Minutes before friends and children gathered in the underground storm shelter that close friends so generously shared with us, I talked with my 2 year old daughter. Our earlier test run had not gone so well. Anna cried even before going into the shelter. So I thought it was best to talk to her. I told her that it was going to thunder. She liked that, since she enjoyed the thunder the night before. I told her we were going into a fun tunnel, and we were all going to be safe and happy. She nodded at me. I then asked if she could be good for Mommy and Daddy, and be a big girl. She nodded again. At the same time, I was thinking about what would happen if our friends' house was hit. I was truly scared. At that moment, I wanted nothing more than to protect her and Liz. Little did I know that during this time there was an EF-5 tornado on the ground, the strongest winds on Earth, only a few miles from where I was. And it was ruining lives.

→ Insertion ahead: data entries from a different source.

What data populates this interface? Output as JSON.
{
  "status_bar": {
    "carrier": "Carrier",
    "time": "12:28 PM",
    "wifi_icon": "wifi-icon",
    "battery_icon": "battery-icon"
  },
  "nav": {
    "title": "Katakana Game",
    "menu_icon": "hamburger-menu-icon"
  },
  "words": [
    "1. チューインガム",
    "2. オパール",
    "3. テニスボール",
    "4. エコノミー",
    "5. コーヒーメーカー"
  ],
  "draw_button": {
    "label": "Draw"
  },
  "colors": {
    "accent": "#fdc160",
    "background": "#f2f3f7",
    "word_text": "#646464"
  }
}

I share this story because it explains where my guilt comes from. At the moment of impact, all tornado victims care about is protecting their loved ones. They don't care about Doppler radar velocities, EF-ratings, or amazing videos. In this day and age, it almost feels like I am "gawking" at other's suffering. I just have to remind myself that without the researchers, storm chasers, and meterologists who get adrenaline rushes every time they see a tornado, our warning system would not be what it is today.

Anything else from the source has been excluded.